When The Trinity Took a Toddler (previously posted on Facebook)
We all saw the news. Kids had been playing by the Trinity River and fell in. The older found, the younger disappeared in her currents. Everyone knew they didn't want to know about this.
Different ambulance crews came and went from our grubby house "station" Crews stationed with firefighters had it great, the food was amazing, and everything was clean. It was also fun to follow them out to fires and help change out air packs.
Hanging out in the old house, though, not as fun. Too much brown carpet. Only one bathroom and seriously uncomfortable beds. We had a kitchen, but all mostly ate junk food. Taco "Hell", Wendy's, and Kentucky Fried Chicken which in the 80s didn't strip your guts out. One of the guys carried a loaf of white bread and a jar of peanut butter everywhere. Child support and rent didn't leave much leftover for food when only making $3.75 an hour.
Coming and going through the days following the child's disappearance, the first person through the door would ask, "Find the kid yet?"
"Not yet," someone would mumble from behind a cigarette or mouthful of cheap burrito.
No one wanted to get that call. We always asked so we'd know if we could lay down the hovering dread or keep carrying it around like a dog with a moldy old tattered sock. Smelly but too familiar and safe feeling to let go.
A few days passed, and I groaned when my partner and I heard the call come in. Body calls came without loud alerts; no need to set off alarms and startle the shit out of everyone, but we were told to hurry. Media crews were on site.
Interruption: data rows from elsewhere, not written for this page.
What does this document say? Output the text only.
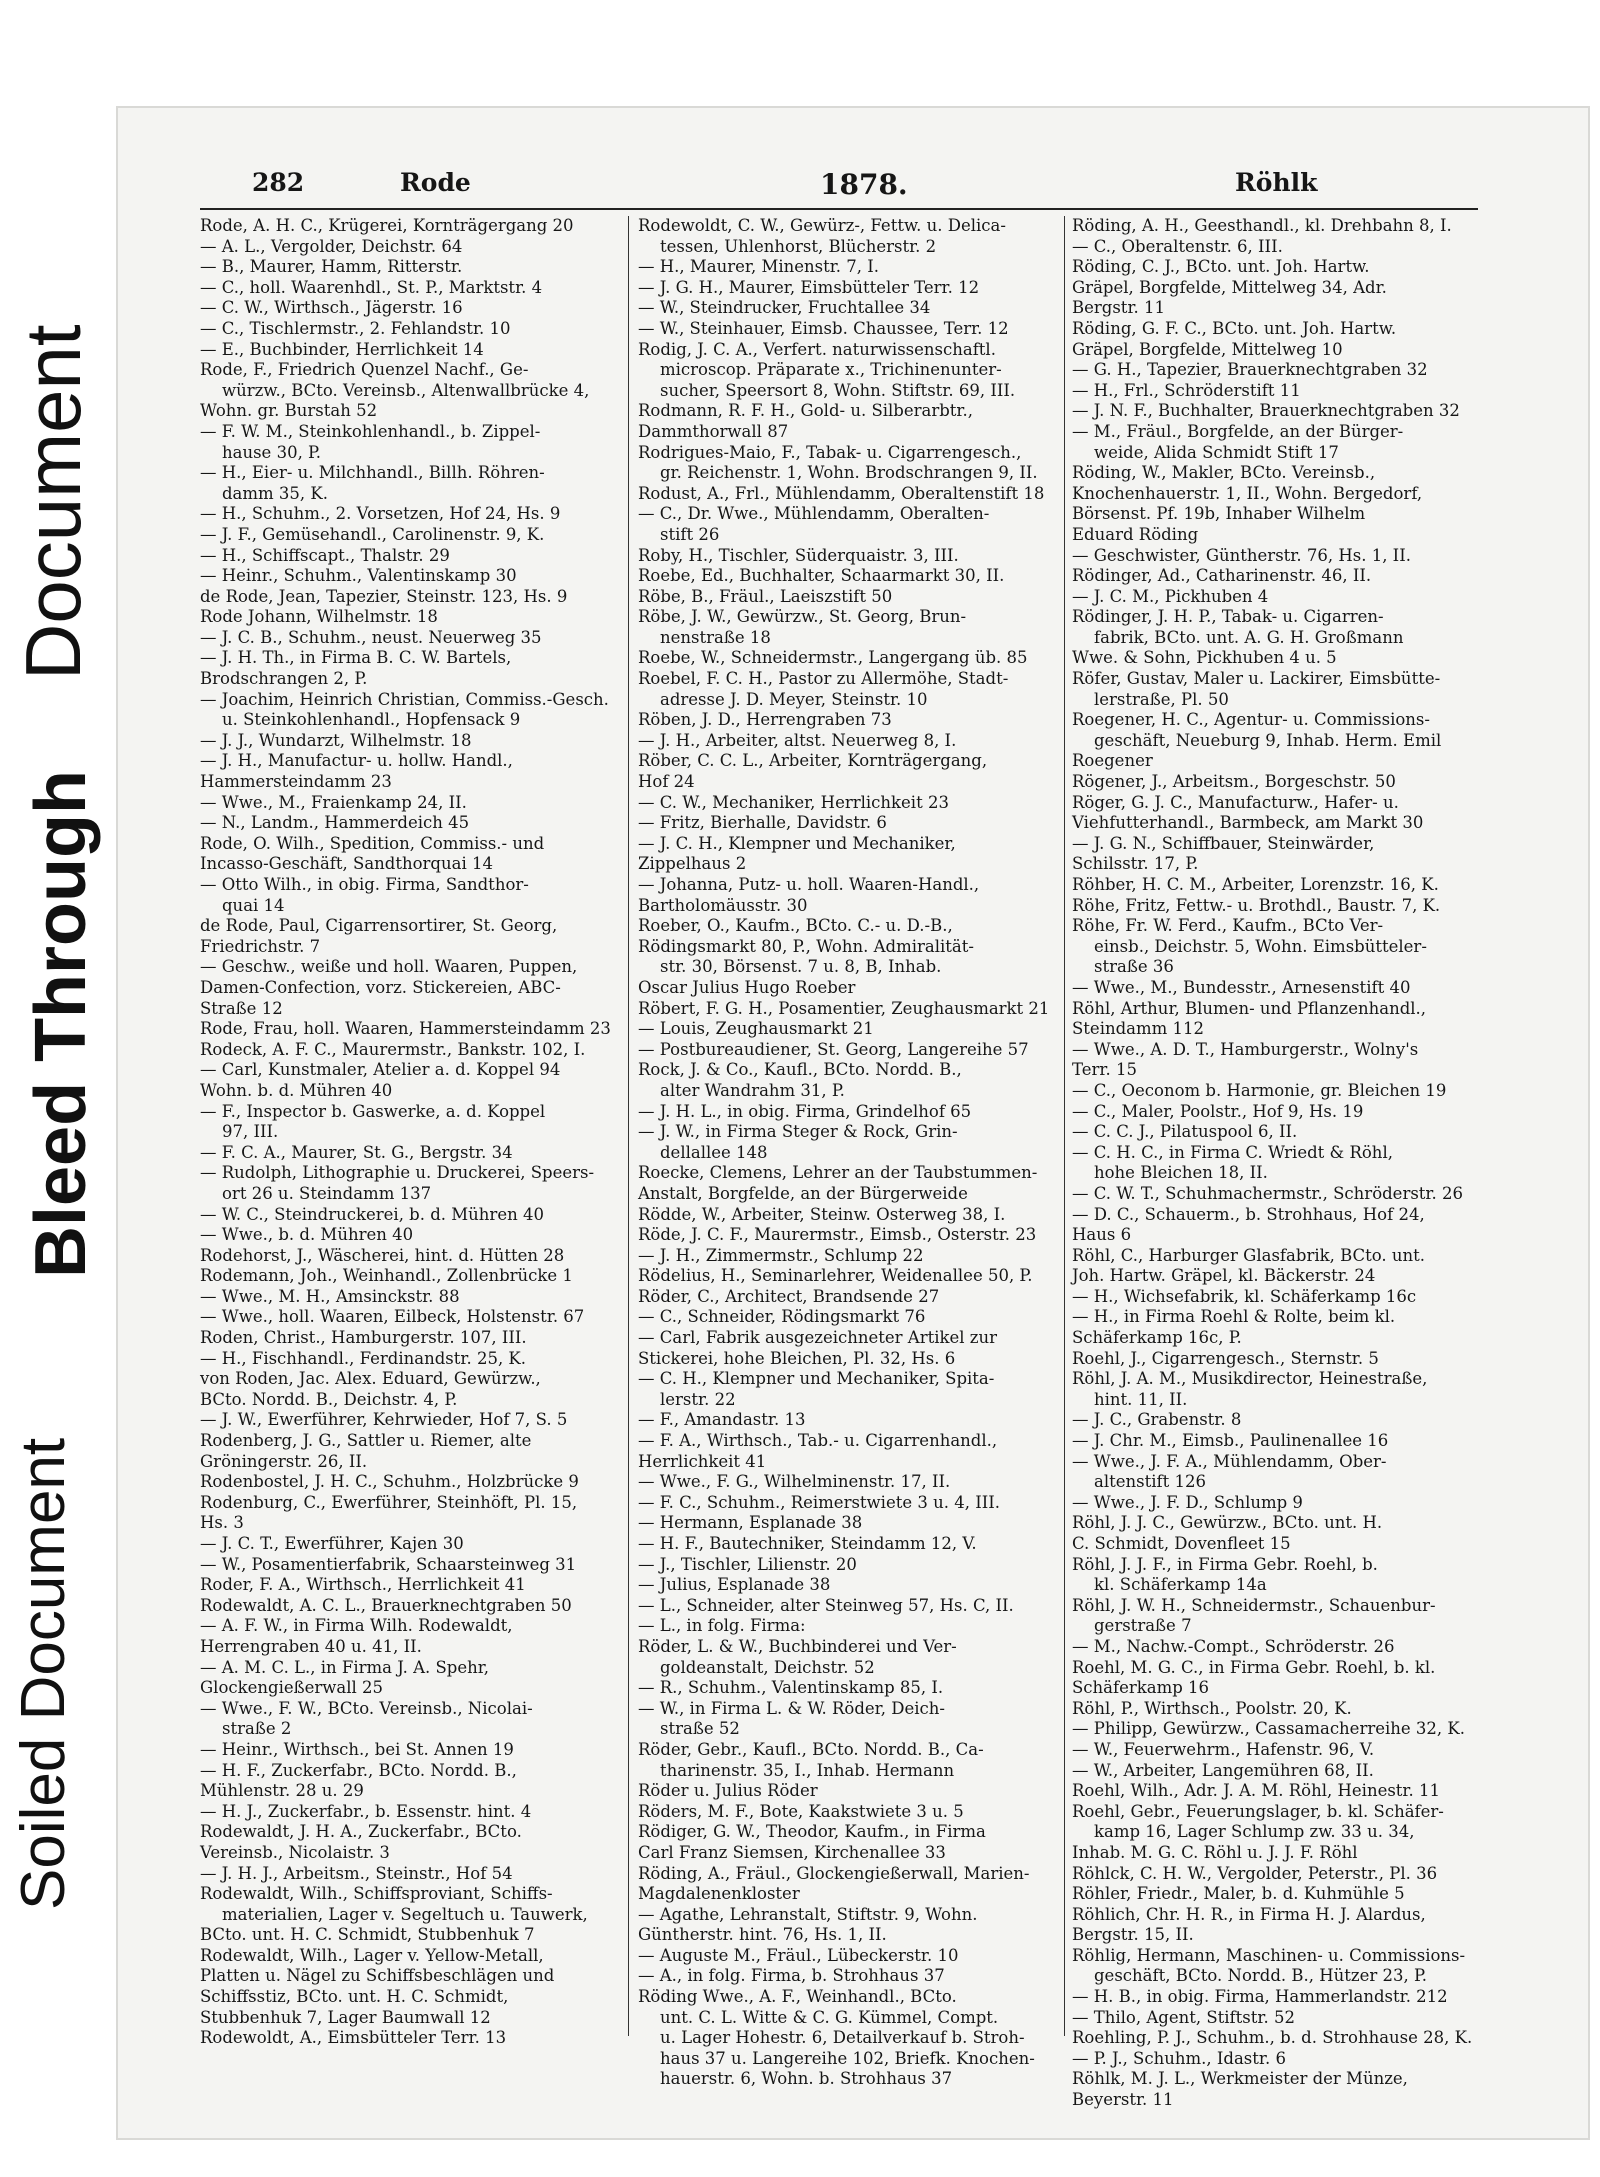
Document
Bleed Through
Soiled Document
282	Rode	1878.	Röhlk

Rode, A. H. C., Krügerei, Kornträgergang 20

— A. L., Vergolder, Deichstr. 64

— B., Maurer, Hamm, Ritterstr.

— C., holl. Waarenhdl., St. P., Marktstr. 4

— C. W., Wirthsch., Jägerstr. 16

— C., Tischlermstr., 2. Fehlandstr. 10

— E., Buchbinder, Herrlichkeit 14

Rode, F., Friedrich Quenzel Nachf., Ge-

würzw., BCto. Vereinsb., Altenwallbrücke 4,

Wohn. gr. Burstah 52

— F. W. M., Steinkohlenhandl., b. Zippel-

hause 30, P.

— H., Eier- u. Milchhandl., Billh. Röhren-

damm 35, K.

— H., Schuhm., 2. Vorsetzen, Hof 24, Hs. 9

— J. F., Gemüsehandl., Carolinenstr. 9, K.

— H., Schiffscapt., Thalstr. 29

— Heinr., Schuhm., Valentinskamp 30

de Rode, Jean, Tapezier, Steinstr. 123, Hs. 9

Rode Johann, Wilhelmstr. 18

— J. C. B., Schuhm., neust. Neuerweg 35

— J. H. Th., in Firma B. C. W. Bartels,

Brodschrangen 2, P.

— Joachim, Heinrich Christian, Commiss.-Gesch.

u. Steinkohlenhandl., Hopfensack 9

— J. J., Wundarzt, Wilhelmstr. 18

— J. H., Manufactur- u. hollw. Handl.,

Hammersteindamm 23

— Wwe., M., Fraienkamp 24, II.

— N., Landm., Hammerdeich 45

Rode, O. Wilh., Spedition, Commiss.- und

Incasso-Geschäft, Sandthorquai 14

— Otto Wilh., in obig. Firma, Sandthor-

quai 14

de Rode, Paul, Cigarrensortirer, St. Georg,

Friedrichstr. 7

— Geschw., weiße und holl. Waaren, Puppen,

Damen-Confection, vorz. Stickereien, ABC-

Straße 12

Rode, Frau, holl. Waaren, Hammersteindamm 23

Rodeck, A. F. C., Maurermstr., Bankstr. 102, I.

— Carl, Kunstmaler, Atelier a. d. Koppel 94

Wohn. b. d. Mühren 40

— F., Inspector b. Gaswerke, a. d. Koppel

97, III.

— F. C. A., Maurer, St. G., Bergstr. 34

— Rudolph, Lithographie u. Druckerei, Speers-

ort 26 u. Steindamm 137

— W. C., Steindruckerei, b. d. Mühren 40

— Wwe., b. d. Mühren 40

Rodehorst, J., Wäscherei, hint. d. Hütten 28

Rodemann, Joh., Weinhandl., Zollenbrücke 1

— Wwe., M. H., Amsinckstr. 88

— Wwe., holl. Waaren, Eilbeck, Holstenstr. 67

Roden, Christ., Hamburgerstr. 107, III.

— H., Fischhandl., Ferdinandstr. 25, K.

von Roden, Jac. Alex. Eduard, Gewürzw.,

BCto. Nordd. B., Deichstr. 4, P.

— J. W., Ewerführer, Kehrwieder, Hof 7, S. 5

Rodenberg, J. G., Sattler u. Riemer, alte

Gröningerstr. 26, II.

Rodenbostel, J. H. C., Schuhm., Holzbrücke 9

Rodenburg, C., Ewerführer, Steinhöft, Pl. 15,

Hs. 3

— J. C. T., Ewerführer, Kajen 30

— W., Posamentierfabrik, Schaarsteinweg 31

Roder, F. A., Wirthsch., Herrlichkeit 41

Rodewaldt, A. C. L., Brauerknechtgraben 50

— A. F. W., in Firma Wilh. Rodewaldt,

Herrengraben 40 u. 41, II.

— A. M. C. L., in Firma J. A. Spehr,

Glockengießerwall 25

— Wwe., F. W., BCto. Vereinsb., Nicolai-

straße 2

— Heinr., Wirthsch., bei St. Annen 19

— H. F., Zuckerfabr., BCto. Nordd. B.,

Mühlenstr. 28 u. 29

— H. J., Zuckerfabr., b. Essenstr. hint. 4

Rodewaldt, J. H. A., Zuckerfabr., BCto.

Vereinsb., Nicolaistr. 3

— J. H. J., Arbeitsm., Steinstr., Hof 54

Rodewaldt, Wilh., Schiffsproviant, Schiffs-

materialien, Lager v. Segeltuch u. Tauwerk,

BCto. unt. H. C. Schmidt, Stubbenhuk 7

Rodewaldt, Wilh., Lager v. Yellow-Metall,

Platten u. Nägel zu Schiffsbeschlägen und

Schiffsstiz, BCto. unt. H. C. Schmidt,

Stubbenhuk 7, Lager Baumwall 12

Rodewoldt, A., Eimsbütteler Terr. 13

Rodewoldt, C. W., Gewürz-, Fettw. u. Delica-

tessen, Uhlenhorst, Blücherstr. 2

— H., Maurer, Minenstr. 7, I.

— J. G. H., Maurer, Eimsbütteler Terr. 12

— W., Steindrucker, Fruchtallee 34

— W., Steinhauer, Eimsb. Chaussee, Terr. 12

Rodig, J. C. A., Verfert. naturwissenschaftl.

microscop. Präparate x., Trichinenunter-

sucher, Speersort 8, Wohn. Stiftstr. 69, III.

Rodmann, R. F. H., Gold- u. Silberarbtr.,

Dammthorwall 87

Rodrigues-Maio, F., Tabak- u. Cigarrengesch.,

gr. Reichenstr. 1, Wohn. Brodschrangen 9, II.

Rodust, A., Frl., Mühlendamm, Oberaltenstift 18

— C., Dr. Wwe., Mühlendamm, Oberalten-

stift 26

Roby, H., Tischler, Süderquaistr. 3, III.

Roebe, Ed., Buchhalter, Schaarmarkt 30, II.

Röbe, B., Fräul., Laeiszstift 50

Röbe, J. W., Gewürzw., St. Georg, Brun-

nenstraße 18

Roebe, W., Schneidermstr., Langergang üb. 85

Roebel, F. C. H., Pastor zu Allermöhe, Stadt-

adresse J. D. Meyer, Steinstr. 10

Röben, J. D., Herrengraben 73

— J. H., Arbeiter, altst. Neuerweg 8, I.

Röber, C. C. L., Arbeiter, Kornträgergang,

Hof 24

— C. W., Mechaniker, Herrlichkeit 23

— Fritz, Bierhalle, Davidstr. 6

— J. C. H., Klempner und Mechaniker,

Zippelhaus 2

— Johanna, Putz- u. holl. Waaren-Handl.,

Bartholomäusstr. 30

Roeber, O., Kaufm., BCto. C.- u. D.-B.,

Rödingsmarkt 80, P., Wohn. Admiralität-

str. 30, Börsenst. 7 u. 8, B, Inhab.

Oscar Julius Hugo Roeber

Röbert, F. G. H., Posamentier, Zeughausmarkt 21

— Louis, Zeughausmarkt 21

— Postbureaudiener, St. Georg, Langereihe 57

Rock, J. & Co., Kaufl., BCto. Nordd. B.,

alter Wandrahm 31, P.

— J. H. L., in obig. Firma, Grindelhof 65

— J. W., in Firma Steger & Rock, Grin-

dellallee 148

Roecke, Clemens, Lehrer an der Taubstummen-

Anstalt, Borgfelde, an der Bürgerweide

Rödde, W., Arbeiter, Steinw. Osterweg 38, I.

Röde, J. C. F., Maurermstr., Eimsb., Osterstr. 23

— J. H., Zimmermstr., Schlump 22

Rödelius, H., Seminarlehrer, Weidenallee 50, P.

Röder, C., Architect, Brandsende 27

— C., Schneider, Rödingsmarkt 76

— Carl, Fabrik ausgezeichneter Artikel zur

Stickerei, hohe Bleichen, Pl. 32, Hs. 6

— C. H., Klempner und Mechaniker, Spita-

lerstr. 22

— F., Amandastr. 13

— F. A., Wirthsch., Tab.- u. Cigarrenhandl.,

Herrlichkeit 41

— Wwe., F. G., Wilhelminenstr. 17, II.

— F. C., Schuhm., Reimerstwiete 3 u. 4, III.

— Hermann, Esplanade 38

— H. F., Bautechniker, Steindamm 12, V.

— J., Tischler, Lilienstr. 20

— Julius, Esplanade 38

— L., Schneider, alter Steinweg 57, Hs. C, II.

— L., in folg. Firma:

Röder, L. & W., Buchbinderei und Ver-

goldeanstalt, Deichstr. 52

— R., Schuhm., Valentinskamp 85, I.

— W., in Firma L. & W. Röder, Deich-

straße 52

Röder, Gebr., Kaufl., BCto. Nordd. B., Ca-

tharinenstr. 35, I., Inhab. Hermann

Röder u. Julius Röder

Röders, M. F., Bote, Kaakstwiete 3 u. 5

Rödiger, G. W., Theodor, Kaufm., in Firma

Carl Franz Siemsen, Kirchenallee 33

Röding, A., Fräul., Glockengießerwall, Marien-

Magdalenenkloster

— Agathe, Lehranstalt, Stiftstr. 9, Wohn.

Güntherstr. hint. 76, Hs. 1, II.

— Auguste M., Fräul., Lübeckerstr. 10

— A., in folg. Firma, b. Strohhaus 37

Röding Wwe., A. F., Weinhandl., BCto.

unt. C. L. Witte & C. G. Kümmel, Compt.

u. Lager Hohestr. 6, Detailverkauf b. Stroh-

haus 37 u. Langereihe 102, Briefk. Knochen-

hauerstr. 6, Wohn. b. Strohhaus 37

Röding, A. H., Geesthandl., kl. Drehbahn 8, I.

— C., Oberaltenstr. 6, III.

Röding, C. J., BCto. unt. Joh. Hartw.

Gräpel, Borgfelde, Mittelweg 34, Adr.

Bergstr. 11

Röding, G. F. C., BCto. unt. Joh. Hartw.

Gräpel, Borgfelde, Mittelweg 10

— G. H., Tapezier, Brauerknechtgraben 32

— H., Frl., Schröderstift 11

— J. N. F., Buchhalter, Brauerknechtgraben 32

— M., Fräul., Borgfelde, an der Bürger-

weide, Alida Schmidt Stift 17

Röding, W., Makler, BCto. Vereinsb.,

Knochenhauerstr. 1, II., Wohn. Bergedorf,

Börsenst. Pf. 19b, Inhaber Wilhelm

Eduard Röding

— Geschwister, Güntherstr. 76, Hs. 1, II.

Rödinger, Ad., Catharinenstr. 46, II.

— J. C. M., Pickhuben 4

Rödinger, J. H. P., Tabak- u. Cigarren-

fabrik, BCto. unt. A. G. H. Großmann

Wwe. & Sohn, Pickhuben 4 u. 5

Röfer, Gustav, Maler u. Lackirer, Eimsbütte-

lerstraße, Pl. 50

Roegener, H. C., Agentur- u. Commissions-

geschäft, Neueburg 9, Inhab. Herm. Emil

Roegener

Rögener, J., Arbeitsm., Borgeschstr. 50

Röger, G. J. C., Manufacturw., Hafer- u.

Viehfutterhandl., Barmbeck, am Markt 30

— J. G. N., Schiffbauer, Steinwärder,

Schilsstr. 17, P.

Röhber, H. C. M., Arbeiter, Lorenzstr. 16, K.

Röhe, Fritz, Fettw.- u. Brothdl., Baustr. 7, K.

Röhe, Fr. W. Ferd., Kaufm., BCto Ver-

einsb., Deichstr. 5, Wohn. Eimsbütteler-

straße 36

— Wwe., M., Bundesstr., Arnesenstift 40

Röhl, Arthur, Blumen- und Pflanzenhandl.,

Steindamm 112

— Wwe., A. D. T., Hamburgerstr., Wolny's

Terr. 15

— C., Oeconom b. Harmonie, gr. Bleichen 19

— C., Maler, Poolstr., Hof 9, Hs. 19

— C. C. J., Pilatuspool 6, II.

— C. H. C., in Firma C. Wriedt & Röhl,

hohe Bleichen 18, II.

— C. W. T., Schuhmachermstr., Schröderstr. 26

— D. C., Schauerm., b. Strohhaus, Hof 24,

Haus 6

Röhl, C., Harburger Glasfabrik, BCto. unt.

Joh. Hartw. Gräpel, kl. Bäckerstr. 24

— H., Wichsefabrik, kl. Schäferkamp 16c

— H., in Firma Roehl & Rolte, beim kl.

Schäferkamp 16c, P.

Roehl, J., Cigarrengesch., Sternstr. 5

Röhl, J. A. M., Musikdirector, Heinestraße,

hint. 11, II.

— J. C., Grabenstr. 8

— J. Chr. M., Eimsb., Paulinenallee 16

— Wwe., J. F. A., Mühlendamm, Ober-

altenstift 126

— Wwe., J. F. D., Schlump 9

Röhl, J. J. C., Gewürzw., BCto. unt. H.

C. Schmidt, Dovenfleet 15

Röhl, J. J. F., in Firma Gebr. Roehl, b.

kl. Schäferkamp 14a

Röhl, J. W. H., Schneidermstr., Schauenbur-

gerstraße 7

— M., Nachw.-Compt., Schröderstr. 26

Roehl, M. G. C., in Firma Gebr. Roehl, b. kl.

Schäferkamp 16

Röhl, P., Wirthsch., Poolstr. 20, K.

— Philipp, Gewürzw., Cassamacherreihe 32, K.

— W., Feuerwehrm., Hafenstr. 96, V.

— W., Arbeiter, Langemühren 68, II.

Roehl, Wilh., Adr. J. A. M. Röhl, Heinestr. 11

Roehl, Gebr., Feuerungslager, b. kl. Schäfer-

kamp 16, Lager Schlump zw. 33 u. 34,

Inhab. M. G. C. Röhl u. J. J. F. Röhl

Röhlck, C. H. W., Vergolder, Peterstr., Pl. 36

Röhler, Friedr., Maler, b. d. Kuhmühle 5

Röhlich, Chr. H. R., in Firma H. J. Alardus,

Bergstr. 15, II.

Röhlig, Hermann, Maschinen- u. Commissions-

geschäft, BCto. Nordd. B., Hützer 23, P.

— H. B., in obig. Firma, Hammerlandstr. 212

— Thilo, Agent, Stiftstr. 52

Roehling, P. J., Schuhm., b. d. Strohhause 28, K.

— P. J., Schuhm., Idastr. 6

Röhlk, M. J. L., Werkmeister der Münze,

Beyerstr. 11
We pulled up to a spot by the river where there was no public access. Camera crews. Fire trucks. Cops. All were impatiently staring. I immediately started to sweat and get clammy all at the same time.
"Oh, my God. Fuck. Look at this shit.", my partner grumbled, and I nodded. He was a father, and all the way over, chain-smoking, he'd talked about the tragedy of this. So painful, the poor parents, Jesus Christ.
I didn't have children. I was dreading it but not in the same way.